I hope I am not posting this too soon but I am kind of excited about my leg. After several days of freaking out constantly about the pain and the fact that it wasn't getting better, I have finally had a good day. I haven't even taken a single advil today! I am hoping this means that our plan of less intensity is working. So far this week I have run an easy 3 miler and walked a couple last night on the treadmill. I am planning on running 4 or 5 tonight but it is still raining, so may cut that a little shorter. Still mulling over a long run. Coach Jenny and I had settled on 10 but I want this progression of less pain and healing to continue.
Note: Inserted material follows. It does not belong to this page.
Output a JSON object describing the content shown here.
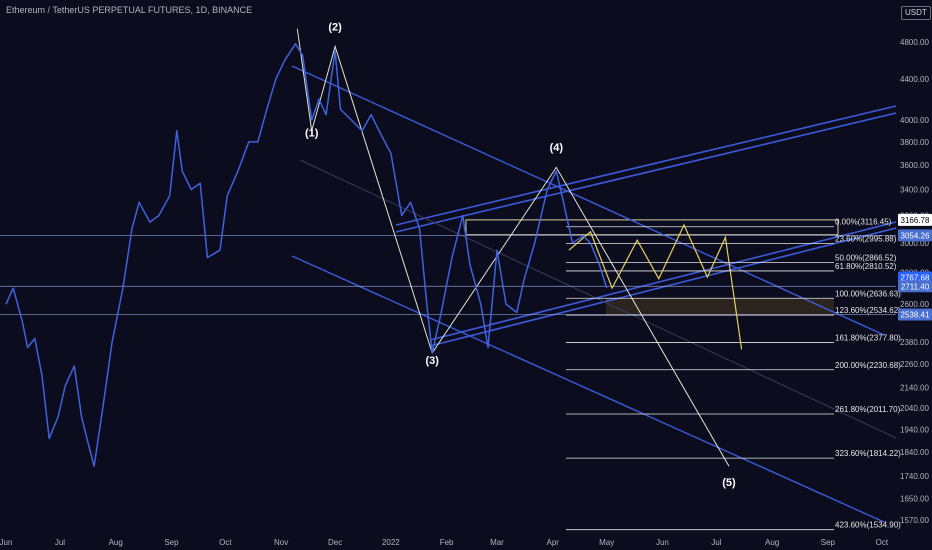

I still feel that my leg isn't 100% so I don't want to push anything. I found an article yesterday on tapering for a half. While I have never tapered for halfs, this article was really good. It said two weeks out, you should do 60% of your peak mileage which for this training cycle is about 30. Then it said the week of, you should do about 40%, so that puts at me at 18 for this week and 12 for next. I keep telling myself that I have put in the effort and even though last week didn't go as planned (only got 16 in total and no long run thanks to my leg) that my A race is the Rock the Parkway race in April anyway. I want to do Wicked because it is in my hometown and I want do it as a long run basically. I need my leg to be 100% in order to do that.
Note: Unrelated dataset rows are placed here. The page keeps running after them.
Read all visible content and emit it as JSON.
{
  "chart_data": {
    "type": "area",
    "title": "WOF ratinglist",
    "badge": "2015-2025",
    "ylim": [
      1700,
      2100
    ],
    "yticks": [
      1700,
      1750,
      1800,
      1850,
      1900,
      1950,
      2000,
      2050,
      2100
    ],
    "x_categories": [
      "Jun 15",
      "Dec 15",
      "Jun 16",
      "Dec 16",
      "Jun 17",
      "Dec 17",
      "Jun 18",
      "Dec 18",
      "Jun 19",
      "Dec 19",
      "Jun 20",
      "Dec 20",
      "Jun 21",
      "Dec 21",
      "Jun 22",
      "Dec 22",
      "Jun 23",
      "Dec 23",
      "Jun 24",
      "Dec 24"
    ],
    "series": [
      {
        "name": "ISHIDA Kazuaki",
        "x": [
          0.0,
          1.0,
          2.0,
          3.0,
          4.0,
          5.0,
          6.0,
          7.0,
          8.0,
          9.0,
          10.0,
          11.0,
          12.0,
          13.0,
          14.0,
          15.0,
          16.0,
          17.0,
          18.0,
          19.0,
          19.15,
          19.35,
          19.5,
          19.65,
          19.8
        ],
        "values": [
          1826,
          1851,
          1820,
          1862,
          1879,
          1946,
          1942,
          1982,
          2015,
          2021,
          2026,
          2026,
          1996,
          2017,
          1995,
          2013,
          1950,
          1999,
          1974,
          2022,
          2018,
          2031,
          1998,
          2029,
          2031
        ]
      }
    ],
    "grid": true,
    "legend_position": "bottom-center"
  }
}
Sigh. Okay, so the reason why the name of this post is flip flop is because I wrote this first paragraph yesterday afternoon. Instead of deleting it and starting over, I thought I would add a post script. After my 4 mile run last night, my ankle/leg was back to hurting again. I called first thing this morning to get back into Body First. I felt 1000 times better after my first massage so I am hoping another one that just focusing on my calf muscles will help. My calf muscles feel super tight and even though I warm up and cool down and stretch, I think there is really something going on there. Last night when I was running, I could feel a pulling that started in my calf muscle and went all the way down into my ankle. Wouldn't it be so nice and simple if it is just a super tight and angry calf muscle that is causing all of this?
Well, have a great weekend! I am not sure what my weekend will entail as far as running. If I follow the plan I found online, I only need to do an 8 miler and a 2 miler. If I follow my coach, it may just be a 10 miler and that is enough. We shall see.